Function that returns a function pointer syntax

Question

I'm having trouble with the following syntax in C:

float (*func(unsigned id))(float value) {
    ...
}

I understand that:

• It is a definition of a function called func
• func accepts one argument of type unsigned called id
• func returns a pointer to a function that looks like: float f(float value)

But I don't understand why the return value of f (the returned function pointer) is separated from its argument list.

Also, is: func(unsigned id) an expression that evaluates to some pointer? Is this the reason why (*func(unsigned id)) works?

Can someone clarify this syntax step by step?

Answer 1

The expression func(id) returns a pointer to a function that takes a float as argument and returns a float.

float(*f)(float v);  // pointer to a function 
float val;     

f = func(3);       // returns a pointer to a function 
val = (*f)(3.14);  // calls the function pointed to with argument 3.14

Of course, you could rewrite the last statement:

val = (*func(3))(3.14);  // take the ptr returned by func(3) and call the function pointed to. 
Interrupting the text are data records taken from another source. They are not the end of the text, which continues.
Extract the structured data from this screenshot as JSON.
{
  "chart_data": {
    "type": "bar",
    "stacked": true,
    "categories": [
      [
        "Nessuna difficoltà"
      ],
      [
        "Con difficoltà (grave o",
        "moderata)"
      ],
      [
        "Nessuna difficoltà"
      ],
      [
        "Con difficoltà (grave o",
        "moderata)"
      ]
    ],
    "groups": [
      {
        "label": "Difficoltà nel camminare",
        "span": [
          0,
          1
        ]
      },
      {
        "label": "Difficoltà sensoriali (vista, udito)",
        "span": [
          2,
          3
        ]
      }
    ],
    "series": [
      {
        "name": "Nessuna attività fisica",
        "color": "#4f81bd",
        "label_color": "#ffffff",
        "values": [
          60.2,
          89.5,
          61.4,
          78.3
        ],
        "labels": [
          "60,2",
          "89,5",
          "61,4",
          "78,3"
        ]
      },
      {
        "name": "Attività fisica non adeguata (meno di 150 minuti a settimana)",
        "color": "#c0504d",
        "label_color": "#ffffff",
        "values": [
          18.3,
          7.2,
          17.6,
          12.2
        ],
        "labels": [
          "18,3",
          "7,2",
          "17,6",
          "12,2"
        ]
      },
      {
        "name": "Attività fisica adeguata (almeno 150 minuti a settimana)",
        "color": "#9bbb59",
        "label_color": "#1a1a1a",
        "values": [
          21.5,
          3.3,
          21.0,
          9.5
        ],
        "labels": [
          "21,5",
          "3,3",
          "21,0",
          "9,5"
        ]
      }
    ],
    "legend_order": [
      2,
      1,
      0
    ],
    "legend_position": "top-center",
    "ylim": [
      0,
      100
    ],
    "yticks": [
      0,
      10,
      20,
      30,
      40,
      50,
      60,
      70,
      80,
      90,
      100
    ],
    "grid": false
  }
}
If you have a function like:

float fct1 (float v) { return 2.0f*v+3.1f; }  

you could write:

f = fct1;       // reassign the pointer to function f to the adress of fct1

Let's look at the syntax. The C11 standard (draft N1570) states in 6.5.2.2 point 1: that "The expression that denotes the called function) shall have type pointer to function" and in point 3 that: "A postfix expression followed by parentheses () containing a possibly empty, comma-separated list of expressions is a function call."

This covers of course the usual cases:

 val = fct1 (3.14);   // fct1 is the function designator which adresses the function  
 val = (*f) (3.14);  // (*f) the dereferenced function pointer, so it addresses the function

But the following is also valid according to standard:

 val  = f(3.14);    //  This works as well, because f is a pointer to a function
 val = func(3)(3.14)  // works also because func(3) is a pointer to a function

However first expression is ambiguous for the human reader, who might think of f as a function designator, expecting it to be defined somewhere. And the second is unusual as well. Furthermore, earlier versions of C didn't recognize them. My K&R edition for 1978 required the form (*f)() to call a function pointer.

A last syntactic remark: If you would define f as float *f (float); it wouldn't be understood as a pointer to a function, but as a forward declaration of a plain function called f and returning a pointer to float. Why ? Because the C precedence rules give () a higer precedence than * meaning that the compiler would understand it as (float *)(f(float)). This is why an explicit parenthesis is required to show that (*f) is the function pointer.